NAIROBI
Eritrean President Isayas Afewerki has said food security is his country's priority, but acknowledged that self-sufficiency and economic stability would not be achieved immediately.
"Food security remains the priority of the priorities," Isayas said in a speech on Tuesday to mark 14 years of independence. "It is clear that food security cannot be achieved in one day."
It would take "a long way to resolve all economic problems", he added.
While Eritrea had implemented most major initiatives to replace traditional farming methods with modern agricultural practices, Isayas said, delays in the importation of heavy equipment and the high price of oil had impacted negatively on development programmes.
Eritrea attained independence from Ethiopia in 1991 after a war that lasted 30 years. However, the two countries took up arms again 1998 over a border dispute. Although that conflict ended with a truce in 2000, both countries are still reeling from the effects of the military confrontation.
Fuel shortages and a lack of basic commodities and foreign investment have further affected Eritrea's economy, a situation that has been aggravated by four years of drought.
This year, 2.3 million people out of Eritrea's population of 3.8 million are in need of food assistance. Between 10 percent and 20 percent of all children under age five are malnourished.
Compounding it's economic problems is the conscription of able-bodied men into the army, which has curtailed agricultural production, according to international aid agencies.
"There could be abundant natural endowments or even ‘manna from heaven’," Isayas said. "[But] sustainable development will ultimately depend on the national resources and capabilities to implement the desired objectives without dependence or reliance on others," he added.
"Our ambition in infrastructural development, particularly the construction of roads and housing, is really huge. The projects implemented are dwarfed by these aspirations," the president said.

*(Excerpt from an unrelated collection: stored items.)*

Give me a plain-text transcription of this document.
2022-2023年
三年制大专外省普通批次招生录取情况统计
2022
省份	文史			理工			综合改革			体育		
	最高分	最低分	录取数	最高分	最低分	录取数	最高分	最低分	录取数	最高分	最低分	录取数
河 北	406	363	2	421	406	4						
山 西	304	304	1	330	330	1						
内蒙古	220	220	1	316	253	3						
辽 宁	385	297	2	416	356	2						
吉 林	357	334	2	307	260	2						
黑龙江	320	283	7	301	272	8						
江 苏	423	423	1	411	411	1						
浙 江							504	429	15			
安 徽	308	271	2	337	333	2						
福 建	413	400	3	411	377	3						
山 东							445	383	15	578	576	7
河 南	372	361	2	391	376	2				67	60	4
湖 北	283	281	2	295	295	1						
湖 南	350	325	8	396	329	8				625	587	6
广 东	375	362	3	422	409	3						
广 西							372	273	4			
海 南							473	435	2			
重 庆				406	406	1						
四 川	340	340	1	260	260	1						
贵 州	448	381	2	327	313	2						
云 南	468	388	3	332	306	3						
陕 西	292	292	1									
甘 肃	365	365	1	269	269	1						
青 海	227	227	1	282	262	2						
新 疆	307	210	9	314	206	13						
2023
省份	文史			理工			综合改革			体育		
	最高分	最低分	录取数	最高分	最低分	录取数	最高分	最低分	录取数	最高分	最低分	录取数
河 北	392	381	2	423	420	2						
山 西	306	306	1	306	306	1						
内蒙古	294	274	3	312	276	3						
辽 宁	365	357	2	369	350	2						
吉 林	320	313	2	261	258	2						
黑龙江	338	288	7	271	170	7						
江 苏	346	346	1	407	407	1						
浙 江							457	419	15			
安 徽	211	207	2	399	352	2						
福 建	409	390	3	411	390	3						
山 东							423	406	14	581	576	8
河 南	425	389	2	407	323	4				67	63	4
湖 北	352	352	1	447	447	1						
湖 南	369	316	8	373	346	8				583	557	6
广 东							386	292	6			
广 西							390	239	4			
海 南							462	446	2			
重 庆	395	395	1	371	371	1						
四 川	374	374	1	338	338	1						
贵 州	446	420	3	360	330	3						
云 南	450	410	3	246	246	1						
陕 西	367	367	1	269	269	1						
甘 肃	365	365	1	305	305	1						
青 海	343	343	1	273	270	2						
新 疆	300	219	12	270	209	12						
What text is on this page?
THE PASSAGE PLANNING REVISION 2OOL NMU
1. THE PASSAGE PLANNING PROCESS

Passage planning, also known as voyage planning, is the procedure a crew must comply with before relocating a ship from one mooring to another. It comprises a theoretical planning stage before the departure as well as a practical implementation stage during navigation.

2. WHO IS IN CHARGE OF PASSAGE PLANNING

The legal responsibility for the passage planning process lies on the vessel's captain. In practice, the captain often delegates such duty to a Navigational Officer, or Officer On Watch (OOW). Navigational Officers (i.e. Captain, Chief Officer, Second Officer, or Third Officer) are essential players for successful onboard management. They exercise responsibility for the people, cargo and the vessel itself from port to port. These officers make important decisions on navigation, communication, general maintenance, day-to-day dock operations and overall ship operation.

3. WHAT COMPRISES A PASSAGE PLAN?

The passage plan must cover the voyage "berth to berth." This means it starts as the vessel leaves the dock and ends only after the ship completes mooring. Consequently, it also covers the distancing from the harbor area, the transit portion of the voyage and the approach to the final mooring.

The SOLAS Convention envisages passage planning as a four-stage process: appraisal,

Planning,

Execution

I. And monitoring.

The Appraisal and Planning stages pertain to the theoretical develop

He said his country had reached "a turning point where Eritrea has acquired an effective and enormous capability for rapid development progress."
In a bid to achieve its development goals, the Eritrean government recently increased state intervention in economic policy.
In a tough move against foreign-currency traders two months ago, Eritrea tried to gain control of all foreign-currency transactions. The government also strengthened government-owned companies and reduced the number of private traders drastically.
"Trade policies [were] introduced to ensure that the domestic market is not monopolised by a few and greedy merchants," the president said.